July 25, 2018, 5:30 PM - 6:15 PM

Location:

DIMACS Center

Rutgers University

CoRE Building

96 Frelinghuysen Road

Piscataway, NJ 08854

Click here for map.

Xue Feng, Princeton University

Voluntary vaccination coexists with mandatory vaccination on a global and even national scale. For example, most states in the US use voluntary vaccination for MMR (a combined vaccine against Measles, Mumps and Rubella); but in Mississippi, West Virginia and California, MMR is a mandatory requirement for school entry and only medical exemptions of MMR are allowed. This project tries to compare these two strategies from the perspective of epidemiology and economic cost. Specifically, with voluntary vaccination, individual decisionmaking depends on the perceived payoffs of disease and vaccines rather than the real ones. Population structure on which information and diseases spread and the ability of processing information are two factors leading to the difference between perceived and real payoffs. Here, network and prospect theory are used to capture features of these two factors, respectively. For well-mixed populations, the voluntary strategy gives rise to an endemic, non-vaccinator equilibrium, and the mandatory strategy takes more time to reach the stable state with endemic disease and high vaccination coverage.

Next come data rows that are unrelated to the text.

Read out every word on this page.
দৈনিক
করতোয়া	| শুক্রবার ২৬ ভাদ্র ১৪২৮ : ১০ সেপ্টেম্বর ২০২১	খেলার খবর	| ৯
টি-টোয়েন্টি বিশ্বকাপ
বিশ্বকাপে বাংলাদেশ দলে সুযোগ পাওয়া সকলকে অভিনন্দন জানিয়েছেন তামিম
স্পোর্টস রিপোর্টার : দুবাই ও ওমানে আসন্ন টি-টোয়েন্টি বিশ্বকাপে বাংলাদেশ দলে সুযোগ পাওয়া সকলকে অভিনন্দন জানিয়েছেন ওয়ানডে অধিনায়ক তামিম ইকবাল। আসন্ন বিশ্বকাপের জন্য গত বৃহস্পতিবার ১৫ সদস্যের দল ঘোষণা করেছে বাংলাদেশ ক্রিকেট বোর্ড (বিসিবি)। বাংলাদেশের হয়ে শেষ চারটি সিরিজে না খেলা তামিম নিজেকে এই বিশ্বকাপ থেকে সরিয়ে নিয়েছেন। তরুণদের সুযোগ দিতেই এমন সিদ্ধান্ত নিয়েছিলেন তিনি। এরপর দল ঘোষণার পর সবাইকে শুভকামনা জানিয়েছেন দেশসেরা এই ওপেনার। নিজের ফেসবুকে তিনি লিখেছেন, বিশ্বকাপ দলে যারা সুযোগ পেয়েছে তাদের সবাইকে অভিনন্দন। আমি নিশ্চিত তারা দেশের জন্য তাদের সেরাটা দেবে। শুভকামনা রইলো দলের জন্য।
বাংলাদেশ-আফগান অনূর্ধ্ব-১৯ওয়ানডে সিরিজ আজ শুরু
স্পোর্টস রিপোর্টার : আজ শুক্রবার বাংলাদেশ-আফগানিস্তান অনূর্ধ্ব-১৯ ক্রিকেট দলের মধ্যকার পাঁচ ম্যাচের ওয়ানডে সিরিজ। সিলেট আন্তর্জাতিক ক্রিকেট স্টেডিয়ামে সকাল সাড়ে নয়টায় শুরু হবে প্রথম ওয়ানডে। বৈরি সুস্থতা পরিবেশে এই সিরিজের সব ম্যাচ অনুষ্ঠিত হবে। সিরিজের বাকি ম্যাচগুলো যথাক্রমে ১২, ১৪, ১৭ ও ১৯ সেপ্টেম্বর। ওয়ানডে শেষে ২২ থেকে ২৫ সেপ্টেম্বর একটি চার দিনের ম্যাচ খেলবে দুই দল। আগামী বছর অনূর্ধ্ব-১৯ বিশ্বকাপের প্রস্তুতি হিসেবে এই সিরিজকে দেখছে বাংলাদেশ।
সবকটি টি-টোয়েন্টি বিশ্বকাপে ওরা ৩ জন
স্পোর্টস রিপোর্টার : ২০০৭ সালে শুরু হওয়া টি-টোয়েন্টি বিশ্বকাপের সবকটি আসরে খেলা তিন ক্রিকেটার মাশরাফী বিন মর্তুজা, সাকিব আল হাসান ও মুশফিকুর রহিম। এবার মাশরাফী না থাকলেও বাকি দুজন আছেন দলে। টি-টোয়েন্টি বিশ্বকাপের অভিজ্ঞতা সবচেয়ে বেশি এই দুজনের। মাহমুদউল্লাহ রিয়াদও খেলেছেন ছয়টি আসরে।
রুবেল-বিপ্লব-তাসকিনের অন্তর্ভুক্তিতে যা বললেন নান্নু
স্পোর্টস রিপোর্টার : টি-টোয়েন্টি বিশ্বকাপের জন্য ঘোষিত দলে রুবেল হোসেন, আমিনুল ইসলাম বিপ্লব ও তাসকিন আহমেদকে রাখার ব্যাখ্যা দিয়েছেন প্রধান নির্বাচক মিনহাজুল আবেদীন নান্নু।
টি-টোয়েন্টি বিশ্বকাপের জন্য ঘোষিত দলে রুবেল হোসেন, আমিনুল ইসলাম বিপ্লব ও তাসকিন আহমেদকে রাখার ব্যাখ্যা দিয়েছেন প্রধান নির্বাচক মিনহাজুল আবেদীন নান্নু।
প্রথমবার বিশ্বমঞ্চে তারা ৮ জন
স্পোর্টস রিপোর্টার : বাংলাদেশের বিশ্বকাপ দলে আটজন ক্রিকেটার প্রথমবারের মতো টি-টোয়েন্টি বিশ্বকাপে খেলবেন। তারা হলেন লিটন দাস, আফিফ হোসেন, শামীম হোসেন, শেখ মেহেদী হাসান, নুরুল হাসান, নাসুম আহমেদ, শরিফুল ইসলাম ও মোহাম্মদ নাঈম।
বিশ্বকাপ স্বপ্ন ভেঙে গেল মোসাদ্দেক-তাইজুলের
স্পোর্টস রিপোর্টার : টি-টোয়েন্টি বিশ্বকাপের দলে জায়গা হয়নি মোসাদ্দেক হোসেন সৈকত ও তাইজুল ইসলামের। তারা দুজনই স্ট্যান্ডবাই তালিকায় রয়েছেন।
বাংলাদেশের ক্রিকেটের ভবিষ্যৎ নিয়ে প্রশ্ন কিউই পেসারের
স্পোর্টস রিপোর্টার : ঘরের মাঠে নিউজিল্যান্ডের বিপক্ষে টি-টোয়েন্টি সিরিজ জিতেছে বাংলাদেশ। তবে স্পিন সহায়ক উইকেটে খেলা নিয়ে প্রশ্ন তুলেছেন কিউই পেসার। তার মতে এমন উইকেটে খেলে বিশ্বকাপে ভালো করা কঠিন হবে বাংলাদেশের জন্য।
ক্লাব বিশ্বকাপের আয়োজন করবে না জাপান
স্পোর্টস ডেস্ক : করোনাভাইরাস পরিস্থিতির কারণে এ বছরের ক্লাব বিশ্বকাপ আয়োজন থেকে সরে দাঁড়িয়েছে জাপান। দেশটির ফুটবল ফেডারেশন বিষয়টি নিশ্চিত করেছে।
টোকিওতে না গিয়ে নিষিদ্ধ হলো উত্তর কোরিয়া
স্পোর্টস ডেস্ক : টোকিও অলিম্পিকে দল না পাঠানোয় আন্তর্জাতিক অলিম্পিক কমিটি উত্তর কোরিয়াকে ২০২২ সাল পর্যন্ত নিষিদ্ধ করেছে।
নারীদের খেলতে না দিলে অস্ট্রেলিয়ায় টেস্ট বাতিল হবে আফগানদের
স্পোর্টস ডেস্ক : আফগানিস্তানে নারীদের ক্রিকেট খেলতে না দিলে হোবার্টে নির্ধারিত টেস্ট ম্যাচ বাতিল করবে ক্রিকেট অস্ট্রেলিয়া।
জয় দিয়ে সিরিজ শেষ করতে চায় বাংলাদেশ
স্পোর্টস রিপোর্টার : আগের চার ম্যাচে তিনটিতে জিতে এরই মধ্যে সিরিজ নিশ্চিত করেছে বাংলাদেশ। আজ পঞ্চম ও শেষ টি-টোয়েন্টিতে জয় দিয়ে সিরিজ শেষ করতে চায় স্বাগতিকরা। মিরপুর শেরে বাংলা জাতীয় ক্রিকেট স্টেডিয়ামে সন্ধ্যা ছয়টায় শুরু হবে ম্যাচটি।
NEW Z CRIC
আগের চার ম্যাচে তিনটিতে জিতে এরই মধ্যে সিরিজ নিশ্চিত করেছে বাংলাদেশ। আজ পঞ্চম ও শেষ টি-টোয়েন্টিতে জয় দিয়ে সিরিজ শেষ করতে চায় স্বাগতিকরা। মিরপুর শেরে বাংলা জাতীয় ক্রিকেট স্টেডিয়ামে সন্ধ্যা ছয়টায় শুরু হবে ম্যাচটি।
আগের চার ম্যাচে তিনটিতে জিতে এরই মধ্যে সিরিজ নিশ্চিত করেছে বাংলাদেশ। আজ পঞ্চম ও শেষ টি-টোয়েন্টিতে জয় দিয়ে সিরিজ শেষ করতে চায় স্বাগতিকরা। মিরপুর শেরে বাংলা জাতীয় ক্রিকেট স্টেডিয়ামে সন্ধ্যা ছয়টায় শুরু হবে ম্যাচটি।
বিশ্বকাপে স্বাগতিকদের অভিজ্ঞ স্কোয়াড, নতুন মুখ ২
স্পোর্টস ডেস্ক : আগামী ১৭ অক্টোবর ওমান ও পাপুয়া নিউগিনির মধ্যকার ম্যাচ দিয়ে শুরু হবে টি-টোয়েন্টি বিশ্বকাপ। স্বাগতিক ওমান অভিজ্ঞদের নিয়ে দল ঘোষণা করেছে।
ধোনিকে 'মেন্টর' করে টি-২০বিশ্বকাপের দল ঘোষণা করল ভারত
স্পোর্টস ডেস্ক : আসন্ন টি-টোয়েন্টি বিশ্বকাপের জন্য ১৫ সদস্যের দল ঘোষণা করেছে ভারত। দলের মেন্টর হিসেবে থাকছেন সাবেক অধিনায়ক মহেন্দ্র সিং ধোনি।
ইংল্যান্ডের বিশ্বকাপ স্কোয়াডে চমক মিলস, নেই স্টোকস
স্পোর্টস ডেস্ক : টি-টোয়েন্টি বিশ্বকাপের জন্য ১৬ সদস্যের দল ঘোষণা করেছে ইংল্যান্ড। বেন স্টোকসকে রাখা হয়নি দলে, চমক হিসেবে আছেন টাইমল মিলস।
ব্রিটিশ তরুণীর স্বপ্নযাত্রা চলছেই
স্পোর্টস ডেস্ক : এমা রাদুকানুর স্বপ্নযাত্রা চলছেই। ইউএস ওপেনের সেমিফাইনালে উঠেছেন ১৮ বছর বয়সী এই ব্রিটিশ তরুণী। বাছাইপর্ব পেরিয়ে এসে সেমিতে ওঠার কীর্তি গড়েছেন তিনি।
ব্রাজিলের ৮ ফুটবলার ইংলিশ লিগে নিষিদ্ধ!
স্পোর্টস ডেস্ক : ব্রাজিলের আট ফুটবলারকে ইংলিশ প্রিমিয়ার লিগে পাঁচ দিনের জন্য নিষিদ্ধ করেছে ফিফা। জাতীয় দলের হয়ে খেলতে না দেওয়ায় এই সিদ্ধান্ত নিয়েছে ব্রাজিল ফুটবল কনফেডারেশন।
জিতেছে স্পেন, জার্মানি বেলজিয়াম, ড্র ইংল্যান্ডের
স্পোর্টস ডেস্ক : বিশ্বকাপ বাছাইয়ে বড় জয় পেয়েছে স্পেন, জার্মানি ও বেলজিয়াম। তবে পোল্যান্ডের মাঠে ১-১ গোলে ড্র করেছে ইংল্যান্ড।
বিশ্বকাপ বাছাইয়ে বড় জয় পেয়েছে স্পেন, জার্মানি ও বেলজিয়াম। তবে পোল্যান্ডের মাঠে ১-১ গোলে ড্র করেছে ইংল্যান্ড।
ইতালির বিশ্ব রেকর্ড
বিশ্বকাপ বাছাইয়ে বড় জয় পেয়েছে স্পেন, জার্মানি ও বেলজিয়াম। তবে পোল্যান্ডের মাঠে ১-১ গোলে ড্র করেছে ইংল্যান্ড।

Even though the voluntary strategy costs less than the mandatory one when populations stabilize, the former leads to much more cumulative cost during the evolutionary process. In addition, people can move easily and freely, and regions with these two opposite strategies are not isolated. The coupling of these two strategies by migration of people in both well-mixed and structured populations is an ongoing study.